O que torna “Sex Education” uma série tão legal? Em suas duas temporadas, a comédia da Netflix lidou com dramas adolescentes sem subestimá-los e também tratou o sexo como algo normal, sem moralismos ou regras a serem cumpridas. O sucesso da série britânica foi gigante e era questão de tempo que sua fórmula passasse a ser copiada… Ou pelo menos que tentassem copiá-la.

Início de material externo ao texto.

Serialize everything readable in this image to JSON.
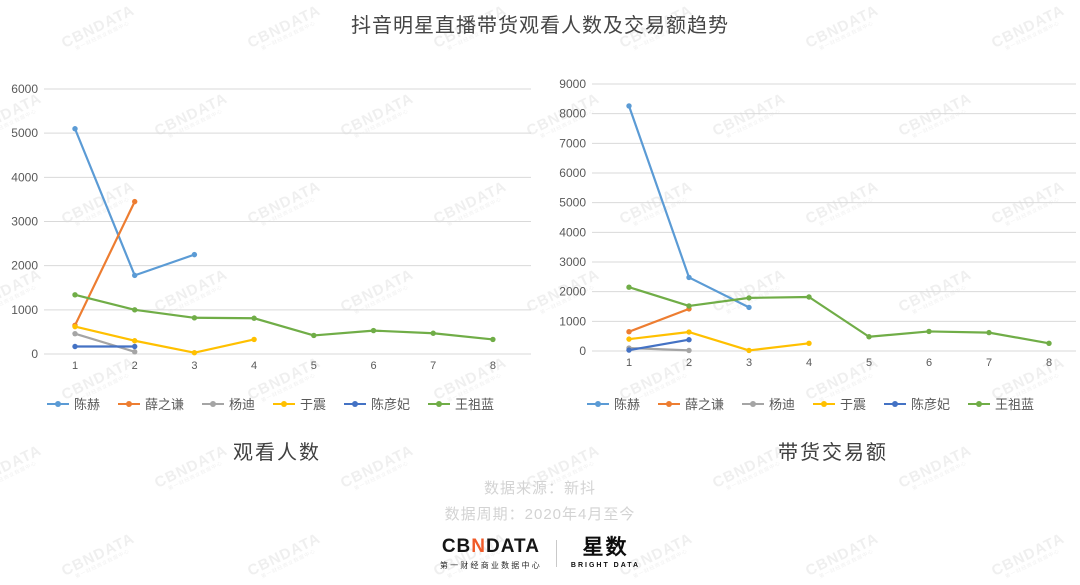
{
  "header": {
    "title": "抖音明星直播带货观看人数及交易额趋势"
  },
  "watermark": {
    "text": "CBNDATA",
    "subtext": "第一财经商业数据中心"
  },
  "source": {
    "line1": "数据来源：新抖",
    "line2": "数据周期：2020年4月至今"
  },
  "footer": {
    "cbndata": {
      "part1": "CB",
      "part2": "N",
      "part3": "DATA",
      "subtitle": "第一财经商业数据中心"
    },
    "xingshu": {
      "name": "星数",
      "subtitle": "BRIGHT DATA"
    }
  },
  "chart_data": [
    {
      "type": "line",
      "title": "观看人数",
      "x": [
        1,
        2,
        3,
        4,
        5,
        6,
        7,
        8
      ],
      "xlabel": "",
      "ylabel": "",
      "ylim": [
        0,
        6000
      ],
      "ytick_step": 1000,
      "grid": true,
      "legend_position": "bottom",
      "series": [
        {
          "name": "陈赫",
          "color": "#5B9BD5",
          "values": [
            5100,
            1780,
            2250,
            null,
            null,
            null,
            null,
            null
          ]
        },
        {
          "name": "薛之谦",
          "color": "#ED7D31",
          "values": [
            650,
            3450,
            null,
            null,
            null,
            null,
            null,
            null
          ]
        },
        {
          "name": "杨迪",
          "color": "#A5A5A5",
          "values": [
            460,
            50,
            null,
            null,
            null,
            null,
            null,
            null
          ]
        },
        {
          "name": "于震",
          "color": "#FFC000",
          "values": [
            620,
            300,
            30,
            330,
            null,
            null,
            null,
            null
          ]
        },
        {
          "name": "陈彦妃",
          "color": "#4472C4",
          "values": [
            170,
            170,
            null,
            null,
            null,
            null,
            null,
            null
          ]
        },
        {
          "name": "王祖蓝",
          "color": "#70AD47",
          "values": [
            1340,
            1000,
            820,
            810,
            420,
            530,
            470,
            330
          ]
        }
      ]
    },
    {
      "type": "line",
      "title": "带货交易额",
      "x": [
        1,
        2,
        3,
        4,
        5,
        6,
        7,
        8
      ],
      "xlabel": "",
      "ylabel": "",
      "ylim": [
        0,
        9000
      ],
      "ytick_step": 1000,
      "grid": true,
      "legend_position": "bottom",
      "series": [
        {
          "name": "陈赫",
          "color": "#5B9BD5",
          "values": [
            8260,
            2480,
            1470,
            null,
            null,
            null,
            null,
            null
          ]
        },
        {
          "name": "薛之谦",
          "color": "#ED7D31",
          "values": [
            650,
            1420,
            null,
            null,
            null,
            null,
            null,
            null
          ]
        },
        {
          "name": "杨迪",
          "color": "#A5A5A5",
          "values": [
            100,
            20,
            null,
            null,
            null,
            null,
            null,
            null
          ]
        },
        {
          "name": "于震",
          "color": "#FFC000",
          "values": [
            400,
            640,
            20,
            260,
            null,
            null,
            null,
            null
          ]
        },
        {
          "name": "陈彦妃",
          "color": "#4472C4",
          "values": [
            30,
            380,
            null,
            null,
            null,
            null,
            null,
            null
          ]
        },
        {
          "name": "王祖蓝",
          "color": "#70AD47",
          "values": [
            2150,
            1520,
            1790,
            1820,
            480,
            660,
            620,
            260
          ]
        }
      ]
    }
  ]
}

“Sexify”, série polonesa lançada nesta quarta (28) pela Netflix, seria o processo de evolução natural de “Sex Education” - sai o ambiente colegial e entram a universidade e o mercado de trabalho. No primeiro episódio conhecemos Natalia (Aleksandra Skraba), uma jovem programadora às voltas com o desenvolvimento de um aplicativo para o sono. Conhecemos também Paulina (Maria Sobocinska), amiga de infância de Natalia, e Monika (Sandra Drzymalska), a rebelde filha de um milionário que leva uma vida livre, transando com quem quer quando tem vontade.
O caminho das amigas se cruza com o de Monika quando ela se muda para o quarto ao lado no dormitório da universidade. A reação inicial é de conflito - Monika é barulhenta, leva homens para seu quarto e atrapalha Natalia em seu projeto. Típica nerd estereotipada, a programadora não tem vida social e sua personalidade é construída dentro dos estereótipos de pessoas do espectro autista, mas nada sobre isso é mencionado em momento algum.
Já Paulina é uma mulher de vida sexual ativa com o noivo, mas não sabe o que é sentir prazer durante a relação. A jovem, com formação rigidamente católica, vive com a culpa cristã que seus pais e sua comunidade colocaram em sua cabeça.
Assim, quando Natalia resolve tornar o aplicativo do sono em um aplicativo para ajudar mulheres a chegar ao orgasmo, algo que ela nem sabe o que é, ela precisa de ajuda de mulheres com mais experiência no assunto. É quando se forma o trio de protagonistas, cada uma com suas peculiaridades, para trabalhar em função do sucesso da startup - a nova grande ambição nas narrativas de mercado de trabalho.
“Sexify” se esforça, desde sua sequência de abertura, para ser sexy - e até consegue em vários momentos. A série, no entanto, se concentra demais em tentar ser picante e acaba se esquecendo de um ponto que nunca pode ser deixado de lado, o desenvolvimento de personagens. Entendemos que Natalia é uma “nerd”, isso é reforçado pelo texto várias vezes, mas o roteiro apenas superficialmente aborda sua relação com a mãe e a avó.
Assim, quando no clímax surge uma cena que deveria ser comovente, ela não tem peso algum. O mesmo acontece com as outras personagens com suas relações prévias - nunca entendemos ao certo a dependência de Monika com seu ex-namorado ou o contexto familiar de Paulina, construída apenas como uma mulher infeliz e religiosa. O exagero na construção das personagens é intencional e realizado de forma a gerar conflitos entre elas e delas com o mundo do sexo, foco do aplicativo, mas falta dar conteúdo às protagonistas além disso.
A série tem um início meio lento, o que acontece principalmente em função da descrença do público em Natalia, uma mulher a princípio chata e irritadiça. A partir do terceiro episódio, porém, a trama passa a caminhar melhor quando encontra seu foco. A experiência de assistir às oito partes que integram a primeira temporada, ao final, é satisfatória. “Sexify” levanta bons temas e mesmo sem inovação narrativa alguma, prepara bem o espectador para seu fim, que quase surpreende e acaba sendo uma recompensa ao público, um conforto.
Mesmo tendo alguns bons arcos, “Sexify” não os explora como poderia. As referências de “Sex Education” são quase explícitas, com um negócio de sexo e até uma mãe como uma espécie de guru/terapeuta sexual. As semelhanças também estão na maneira como o texto trata o sexo, quase sempre sem problematizá-lo, e na estrutura narrativa, sobre a qual não vou revelar spoilers aqui. Há, vale ressaltar, algumas questões mal resolvidas pelo roteiro e atitudes que incompreensivelmente permanecem sem consequência alguma.
“Sexify” não é “Sex Education”, é bom que isso fique claro. A série polonesa não tem a qualidade narrativa da britânica e tampouco sua profundidade, mas isso não significa que ela seja ruim. “Sexify” é um entretenimento leve, às vezes meio picante, com um conteúdo central ótimo, a sexualidade feminina, mas o explora apenas superficialmente e com pouco carisma. Quando as personagens começam a ficar realmente interessantes, a primeira temporada chega ao fim.